Many of the voters who are becoming the most disenchanted with parties are those who live in “one-party states,” and have experienced closed partisan primaries and/or politically gerrymandered districts.
They know how it feels for their vote not to count, having experienced the injustice of being shut out from primary elections or of belonging to a substantial group of politically like-minded people whose votes have been diluted such that they have no representation in Congress.
Most average Americans who are familiar with how partisan gerrymandering works, whether they be Democrats, Republicans or independents, are strongly in favor of any and all actions that will eliminate such gerrymandering, or at least significantly reduce its prevalence.
However, most elected officials, and the active partisans who support them, prefer to focus their energies on gaining control of the redistricting process so that their team can seize the advantage.
In recent oral arguments before the Supreme Court in the Wisconsin partisan gerrymandering case, Gill v. Whitford, Chief Justice Roberts expressed concern about the court meddling in a political question that he feels is best reserved for the legislature.
Among other things, Roberts seems worried that there can never be bulletproof, objective criteria for the court to use and that partisan gerrymandering cases will be perceived by the general public as precisely that: partisan.

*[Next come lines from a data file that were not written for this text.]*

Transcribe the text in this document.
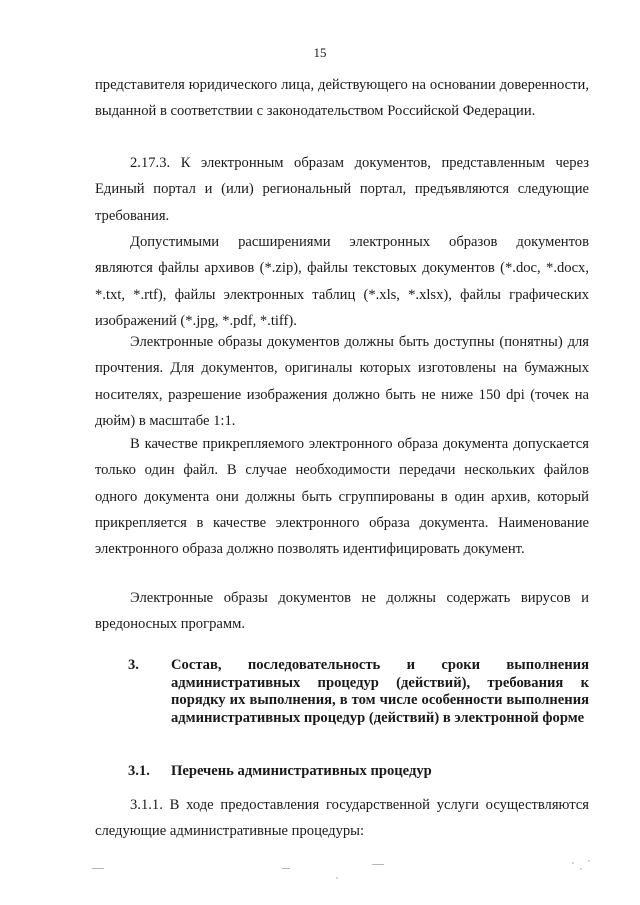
15

представителя юридического лица, действующего на основании доверенности, выданной в соответствии с законодательством Российской Федерации.

2.17.3. К электронным образам документов, представленным через Единый портал и (или) региональный портал, предъявляются следующие требования.

Допустимыми расширениями электронных образов документов являются файлы архивов (*.zip), файлы текстовых документов (*.doc, *.docx, *.txt, *.rtf), файлы электронных таблиц (*.xls, *.xlsx), файлы графических изображений (*.jpg, *.pdf, *.tiff).

Электронные образы документов должны быть доступны (понятны) для прочтения. Для документов, оригиналы которых изготовлены на бумажных носителях, разрешение изображения должно быть не ниже 150 dpi (точек на дюйм) в масштабе 1:1.

В качестве прикрепляемого электронного образа документа допускается только один файл. В случае необходимости передачи нескольких файлов одного документа они должны быть сгруппированы в один архив, который прикрепляется в качестве электронного образа документа. Наименование электронного образа должно позволять идентифицировать документ.

Электронные образы документов не должны содержать вирусов и вредоносных программ.

3. Состав, последовательность и сроки выполнения административных процедур (действий), требования к порядку их выполнения, в том числе особенности выполнения административных процедур (действий) в электронной форме
3.1. Перечень административных процедур

3.1.1. В ходе предоставления государственной услуги осуществляются следующие административные процедуры:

Roberts believes nearly all redistricting cases will end up before the Supreme Court, forcing the court, constantly, to engage in partisan bias, thus damaging the integrity and public trust in the court.
Is it lost on Roberts that his position to not intervene is in itself taking a political position?
After all, this is a case where Republicans are alleged to have engaged in egregious partisan gerrymandering, and it’s clear from the oral arguments that the justices who were appointed by Republicans are against the challenge brought by Democratic voters, and the justices who were appointed by Democrats seem inclined to favor the challenge.
Justice Kennedy appears to be the swing vote.
Why wasn’t Roberts opposed to intervening in other “political cases” such as Citizens United, Shelby County, or other such matters, where he voted to strike down laws that harmed Republicans, their interests, or their donors?
And would the Democratic-appointed justices be as eager to create a standard that even the attorney for Appellees struggled to clearly define, if doing so in this case were going against the Democrats instead of favoring them?
Of course, none of the justices were outright in favor of partisan gerrymandering; they seemed to range from declaring it “distasteful,” but perhaps not actionable by the court, to outright “concerning” and striking at the heart of “the precious right to vote,” fundamentally undermining our democracy.
Yet, even though most would likely agree that this particular case appears to have crossed some kind of line, it’s yet to be determined whether it’s a line they’re comfortable defining and giving a new constitutional cause of action to.
As an independent, there were two things that stood out to me as surprising in the transcript of the oral arguments:
1. It seemed to be a matter of concession that a map drawn by an independent redistricting commission, a court, or a divided legislature would automatically, de facto, be off the table to a partisan gerrymandering challenge.
2. Appellee’s attorney, as a description of their claim, quoted a part of Justice Kennedy’s concurrence in the Vieth case, as follows:
"First Amendment concerns arise where a state enacts a law that has the purpose and effect of subjecting a group of voters or their party to disfavored treatment by reason of their views. In the context of partisan gerrymandering, that means that First Amendment concerns arise where an apportionment has the purpose and effect of burdening a group of voters' representational rights. "
The first was surprising because I recently read the book, Ratf**ked: The True Story Behind the Secret Plan to Steal America’s Democracy, by David Daley, wherein, among other things, it documents how independent redistricting commissions don’t solve everything since they’re still influenced behind the scenes by partisan power players. Thus, they may only yield slightly better results, with remedies that are often still unacceptably inequitable.
The second was surprising because of the obvious question it raises: Don’t independent voters and third party voters qualify as a group of voters who are constantly subject to disfavored treatment, and don’t all apportionments – controlled by parties that disregard the interests of independent voters – somehow burden our representational rights?
I’m sure that after a while, I start to sound like a broken record when it comes to the need for nonpartisan reform, but couldn’t the court avoid a lot of its concerns about taking on “political questions” if our entire democratic system weren’t controlled by two ever-warring parties?
Wouldn’t redistricting lose some of its partisanship if parties weren’t the primary gatekeepers of our elections, wherein the majority party gets all of the spoils -- chairmanships, the upper hand in fundraising, control of all committees, including redistricting, and more?
Partisan gerrymandering is certainly an egregious abuse of power that needs to be stopped; and if the court can develop a clear, consistent, workable and objective standard, I hope it will do so.
Nonetheless, the root of the problem lies in a system that gives parties – not the American people – control over our elections, and thus our government.